En ce qui concerne le domaine de la musique, le Conseil suisse de la Musique (CSM) a une perception claire de l’importance de la SSR pour notre pays et des dangers qui menaceraient celui-ci si l’initiative était acceptée : le CSM fait remarquer que 80,5 % de la population écoute de la musique via la radio et la télévision. La SSR est aujourd’hui la plus grande plateforme pour la musique suisse – à la radio, à la télévision et en ligne. Chaque année, elle diffuse plus de 42’000 heures de musique suisse et produit près de 1000 heures de musique live. Cela représente une présence qu’aucune chaîne privée ni aucune plateforme de streaming ne peut remplacer. Si la SSR devait être touchée par la réduction de la redevance SSR, ce serait aussi la visibilité de notre musique qui serait diminuée – et de nombreuses voix disparaîtraient de l’espace public national. De SRF 3 à Couleur 3, de Rete Due à Radio RTR : en moyenne, les chaînes de la SSR diffusent 38 % de musique suisse, et certains programmes dépassent même les 50 %. Ce n’est pas une évidence, mais un choix culturel et politique. Les radios privées diffusent avant tout des hits internationaux : les productions suisses disparaîtraient alors du quotidien des auditeurs. La réduction de la redevance SSR entraînerait un retrait de la musique suisse de son propre espace public. Chaque année, des dizaines de millions de francs affluent vers la branche musicale suisse via Suisa, Swissperform et des productions directes. Ces fonds rendent possibles des compositions, des enregistrements, des studios, des tournées et des collaborations.
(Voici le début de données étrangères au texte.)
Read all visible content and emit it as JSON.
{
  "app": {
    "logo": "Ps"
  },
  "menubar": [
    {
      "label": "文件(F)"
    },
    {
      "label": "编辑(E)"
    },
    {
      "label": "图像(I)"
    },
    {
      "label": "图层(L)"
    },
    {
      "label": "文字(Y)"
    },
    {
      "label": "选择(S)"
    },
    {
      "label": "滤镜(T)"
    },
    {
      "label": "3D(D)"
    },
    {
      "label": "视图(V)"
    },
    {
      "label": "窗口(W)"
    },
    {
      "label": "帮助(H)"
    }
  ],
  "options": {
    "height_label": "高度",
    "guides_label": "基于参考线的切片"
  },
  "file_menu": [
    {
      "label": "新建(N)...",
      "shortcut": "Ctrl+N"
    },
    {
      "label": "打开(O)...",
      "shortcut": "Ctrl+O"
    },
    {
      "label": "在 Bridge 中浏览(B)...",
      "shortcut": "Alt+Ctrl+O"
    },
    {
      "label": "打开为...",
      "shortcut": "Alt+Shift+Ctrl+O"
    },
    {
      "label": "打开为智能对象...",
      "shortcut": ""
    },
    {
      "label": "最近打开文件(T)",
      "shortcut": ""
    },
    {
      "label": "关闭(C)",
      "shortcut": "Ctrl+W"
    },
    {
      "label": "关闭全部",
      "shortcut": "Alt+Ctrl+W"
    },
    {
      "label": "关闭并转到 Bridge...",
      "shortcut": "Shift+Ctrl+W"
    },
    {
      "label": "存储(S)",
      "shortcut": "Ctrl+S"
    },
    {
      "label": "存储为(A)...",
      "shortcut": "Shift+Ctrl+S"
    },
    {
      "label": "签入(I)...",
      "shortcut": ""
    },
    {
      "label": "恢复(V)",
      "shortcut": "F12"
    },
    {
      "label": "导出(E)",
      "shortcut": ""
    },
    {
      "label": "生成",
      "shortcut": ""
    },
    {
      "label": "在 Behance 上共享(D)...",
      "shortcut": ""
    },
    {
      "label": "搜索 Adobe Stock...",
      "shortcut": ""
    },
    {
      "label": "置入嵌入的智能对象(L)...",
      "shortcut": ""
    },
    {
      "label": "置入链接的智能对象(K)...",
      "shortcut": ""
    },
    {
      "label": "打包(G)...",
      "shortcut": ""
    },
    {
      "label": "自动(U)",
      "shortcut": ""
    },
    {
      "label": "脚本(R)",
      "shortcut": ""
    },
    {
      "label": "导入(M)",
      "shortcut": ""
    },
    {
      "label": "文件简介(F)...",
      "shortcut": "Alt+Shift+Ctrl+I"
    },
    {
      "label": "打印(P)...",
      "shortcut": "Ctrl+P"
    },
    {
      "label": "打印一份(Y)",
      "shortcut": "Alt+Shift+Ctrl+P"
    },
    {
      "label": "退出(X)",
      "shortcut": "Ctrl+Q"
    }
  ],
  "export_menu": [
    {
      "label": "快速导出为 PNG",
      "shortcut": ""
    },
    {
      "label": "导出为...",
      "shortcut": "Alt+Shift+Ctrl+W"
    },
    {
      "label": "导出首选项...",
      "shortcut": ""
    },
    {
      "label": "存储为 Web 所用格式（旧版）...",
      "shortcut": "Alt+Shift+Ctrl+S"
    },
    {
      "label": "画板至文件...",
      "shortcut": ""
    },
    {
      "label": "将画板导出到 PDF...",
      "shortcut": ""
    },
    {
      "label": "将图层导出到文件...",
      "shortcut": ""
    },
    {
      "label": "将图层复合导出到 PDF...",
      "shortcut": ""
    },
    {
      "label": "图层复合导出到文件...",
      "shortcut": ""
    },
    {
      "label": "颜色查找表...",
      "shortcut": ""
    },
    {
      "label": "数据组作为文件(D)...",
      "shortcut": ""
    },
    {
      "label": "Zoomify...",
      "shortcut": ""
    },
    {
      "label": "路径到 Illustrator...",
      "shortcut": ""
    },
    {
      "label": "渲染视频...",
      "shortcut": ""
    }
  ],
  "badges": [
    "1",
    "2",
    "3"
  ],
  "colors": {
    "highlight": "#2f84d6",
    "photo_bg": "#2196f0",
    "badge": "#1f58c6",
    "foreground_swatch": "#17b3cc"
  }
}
La réduction de la redevance SSR constituerait un choc économique d’une ampleur historique – en particulier pour les indépendants, les petits labels, les producteurs et les ensembles. La SSR retransmet des concerts d’orchestres symphoniques, de formations de musique de chambre, de festivals de jazz, d’associations de musique populaire et d’ensembles régionaux, contribuant ainsi à la préservation de notre patrimoine sonore. Ce type de contenu n’a pas sa place sur les chaînes privées, car il demande un engagement exigeant et ne permet pas d’atteindre des audiences maximales. L’initiative pour la réduction de la redevance SSR « 200 francs, ça suffit ! » mettrait en péril ce travail essentiel.

Les chaînes commerciales diffusent ce qui rapporte. La SSR diffuse ce qui fait la Suisse. En Suisse, le journalisme musical, cinématographique et culturel existe pratiquement uniquement grâce à la SSR. Critiques, portraits, analyses, débats, comptes rendus de concerts – tout cela n’a aucun marché commercial viable. Sans la SSR, l’espace dédié à la culture suisse disparaîtrait progressivement. Et sans cet espace, la culture perdrait sa visibilité et son influence. Une culture dont on ne parle pas est une culture qui n’existe pas.

Votation importante pour les musicien(ne)s

La SSR produit depuis toujours des programmes radio et télévision pour l’ensemble de la Suisse, dans quatre langues et pour toutes les catégories de population. Elle contribue ainsi à la cohésion du pays et joue un rôle essentiel, sur le plan social, pour l’information du public, la formation démocratique de l’opinion, mais aussi pour la culture, le divertissement et le sport. Sur le plan économique, son importance dépasse largement sa propre taille et profite à l’ensemble du secteur des médias. Pour toutes ces raisons, démanteler la SSR causerait des dommages immenses. Or c’est précisément ce que risque de provoquer l’initiative SSR. Il faut donc lui opposer un non clair et massif. D’après les sondages, le résultat du vote sera serré. Les musiciennes et les musiciens devraient, dans leur propre intérêt, participer à cette votation et rejeter cette initiative.